是夜,晚上十一点四十五分,窗外细雨绵绵,窗内黄灯温馨,温暖如春。
任平生赤身靠躺在床上,手里拿着下午到的《练兵实纪》,沉心阅读。
这本书写于北方蓟镇戍边时,针对的是来去如风,骑射强悍的蒙古骑兵,其受众是高级将领,恰好适合于任平生,也适合于大离当下要面对的敌人。
匈奴是已臣服,但就像汉时一样,哪怕过了上百年,朝廷一旦羸弱,这些蛮夷就会反咬一口。
是以,任平生坚定认为朝廷同化他们,也要防着他们,要不断削弱他们的力量,最好是彻底断绝他们的有生力量。
至于是否效仿那边历史上对蛮夷的内迁政策,汉、晋、唐、明的教训已经够深刻了,他是不会再犯了。相反,他迁徙了大量失地、无产的流民、游侠等充边。

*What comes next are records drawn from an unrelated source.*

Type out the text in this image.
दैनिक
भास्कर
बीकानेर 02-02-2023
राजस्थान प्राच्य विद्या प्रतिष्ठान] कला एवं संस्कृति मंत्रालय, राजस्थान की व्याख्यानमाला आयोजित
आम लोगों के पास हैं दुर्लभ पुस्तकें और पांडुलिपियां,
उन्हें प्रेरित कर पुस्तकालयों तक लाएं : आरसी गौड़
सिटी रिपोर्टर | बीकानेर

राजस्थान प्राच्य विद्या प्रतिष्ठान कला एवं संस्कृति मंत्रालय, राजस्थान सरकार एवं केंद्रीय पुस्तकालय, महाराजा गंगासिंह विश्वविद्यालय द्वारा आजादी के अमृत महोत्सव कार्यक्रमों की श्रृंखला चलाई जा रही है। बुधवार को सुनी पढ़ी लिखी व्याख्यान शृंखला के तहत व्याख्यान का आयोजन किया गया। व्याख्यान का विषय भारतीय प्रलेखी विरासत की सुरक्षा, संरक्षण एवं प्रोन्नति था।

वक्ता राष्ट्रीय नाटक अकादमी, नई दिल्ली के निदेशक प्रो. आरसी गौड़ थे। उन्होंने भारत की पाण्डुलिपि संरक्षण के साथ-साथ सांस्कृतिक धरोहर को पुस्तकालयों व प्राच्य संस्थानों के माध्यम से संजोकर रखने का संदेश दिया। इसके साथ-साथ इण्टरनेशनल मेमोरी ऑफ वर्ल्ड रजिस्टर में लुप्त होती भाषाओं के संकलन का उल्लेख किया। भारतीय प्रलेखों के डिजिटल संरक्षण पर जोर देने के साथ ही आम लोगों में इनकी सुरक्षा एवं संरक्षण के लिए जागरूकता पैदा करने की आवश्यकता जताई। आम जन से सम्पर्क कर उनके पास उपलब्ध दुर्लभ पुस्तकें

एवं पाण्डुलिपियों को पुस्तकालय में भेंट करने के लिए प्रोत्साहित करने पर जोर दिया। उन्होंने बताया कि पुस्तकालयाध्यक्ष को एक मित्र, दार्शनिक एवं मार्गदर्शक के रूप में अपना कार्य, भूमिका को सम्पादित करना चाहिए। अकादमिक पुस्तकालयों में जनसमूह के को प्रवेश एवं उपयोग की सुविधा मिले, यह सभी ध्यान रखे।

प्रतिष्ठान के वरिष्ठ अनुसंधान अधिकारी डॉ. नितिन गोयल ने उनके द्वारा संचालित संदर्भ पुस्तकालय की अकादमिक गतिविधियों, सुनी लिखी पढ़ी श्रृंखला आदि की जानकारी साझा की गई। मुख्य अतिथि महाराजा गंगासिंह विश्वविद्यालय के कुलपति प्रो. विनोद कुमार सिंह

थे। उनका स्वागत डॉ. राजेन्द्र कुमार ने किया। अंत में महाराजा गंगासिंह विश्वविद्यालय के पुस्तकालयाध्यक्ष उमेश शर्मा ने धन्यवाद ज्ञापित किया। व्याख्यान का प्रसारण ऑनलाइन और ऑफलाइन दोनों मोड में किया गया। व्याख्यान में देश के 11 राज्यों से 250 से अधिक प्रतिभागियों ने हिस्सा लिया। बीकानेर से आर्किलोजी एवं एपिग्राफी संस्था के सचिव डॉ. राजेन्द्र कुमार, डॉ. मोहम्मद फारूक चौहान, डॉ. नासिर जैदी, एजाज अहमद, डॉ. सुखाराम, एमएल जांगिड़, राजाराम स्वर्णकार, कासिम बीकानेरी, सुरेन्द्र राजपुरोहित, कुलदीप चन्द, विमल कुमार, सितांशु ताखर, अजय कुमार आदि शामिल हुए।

此外,他汲取朱元璋对待胡人的政策,如,禁止胡人穿胡服、说胡语、用胡姓、沿胡俗,鼓励胡女嫁离男,禁止离女嫁胡男。
凡是离女嫁胡男,全家贬为奴籍、流放,其后人不得为仕(建元前,拜入秦王门下,或为秦王门客、士卒的胡人不在此列。他们是写入离法的特新离人,享有老离人同等待遇,可迎娶离女。)
禁止离人穿胡服、从胡俗;禁止非典客署官吏学胡语、说胡语。禁止胡人学习技艺;禁止胡人学习天文;禁止胡人学习堪舆;胡人只能学习谷梁儒学等等。
还有,任平生早在建元初年,便命绣衣借大离上下鄙夷胡人之风,宣扬经过齐升改造的华夷之别,进一步深化、加重离人贵华贱夷的认知观念,剔除腐儒对蛮夷有教无类的恶念,宣扬非我族类,其心必异的观念。
经过绣衣、优伶、话本、乐曲等全方面的宣传,大离如今对待蛮夷的态度是,开放,包容但防范、鄙夷。
这般看起来有些矛盾,实际上一句话可以概括:
贵人的傲慢。
这是离人,尤其是大离贵胄原来就有的心态,如今只不过被任平生加重、加深了而已。
像任平生的父亲,任毅对待蛮夷的态度,就是大离氏族、皇族等贵族对待蛮夷的态度。
任平生善待离人奴隶,蛮夷奴隶,反倒是个异类。
还有,大离在任平生的促使下,奔赴四方抓了那么多奴隶,百姓之间都形成奴隶鄙视链,以拥有辰诸婢、胡姬为傲的风气,但这股风只停留在那些不入流的士族、土豪之间。
大离真正的贵族,无一家会看得上这些蛮夷奴。谁家若是拥有蛮夷奴,会遭到别家耻笑,认为其家一定是出了问题,或有了败落之象,要减少来往。
这也是任平生昔年频去西域,还拥有杂胡部落和胡人部卒,任府、齐升学院、巧工坊无一胡人的原因。
因此,任平生推行那些禁令时,朝中官员无一人反对,纷纷赞同。那些出身氏族的官员,更是觉得秦王总算有了贵人风范,之前善待蛮夷奴隶,果然只是为了收揽民心,彰显仁善之名。
或认为秦王之前果然是为了造反,才会组建离胡杂部,任用胡人为将。执掌大权后,身边亲卫不就在第一时间全换成了家生子,或大离良家子,或锐士之后。
任平生通过绣衣得知众人这些反应和言论时,心里只有一个念头,自己受现代影响太深。
他的那些担忧,就两个字,多余!
这也是任平生过年会跟父母说,大离的下一代需要的是离人皇帝,不需要现代人的原因之一。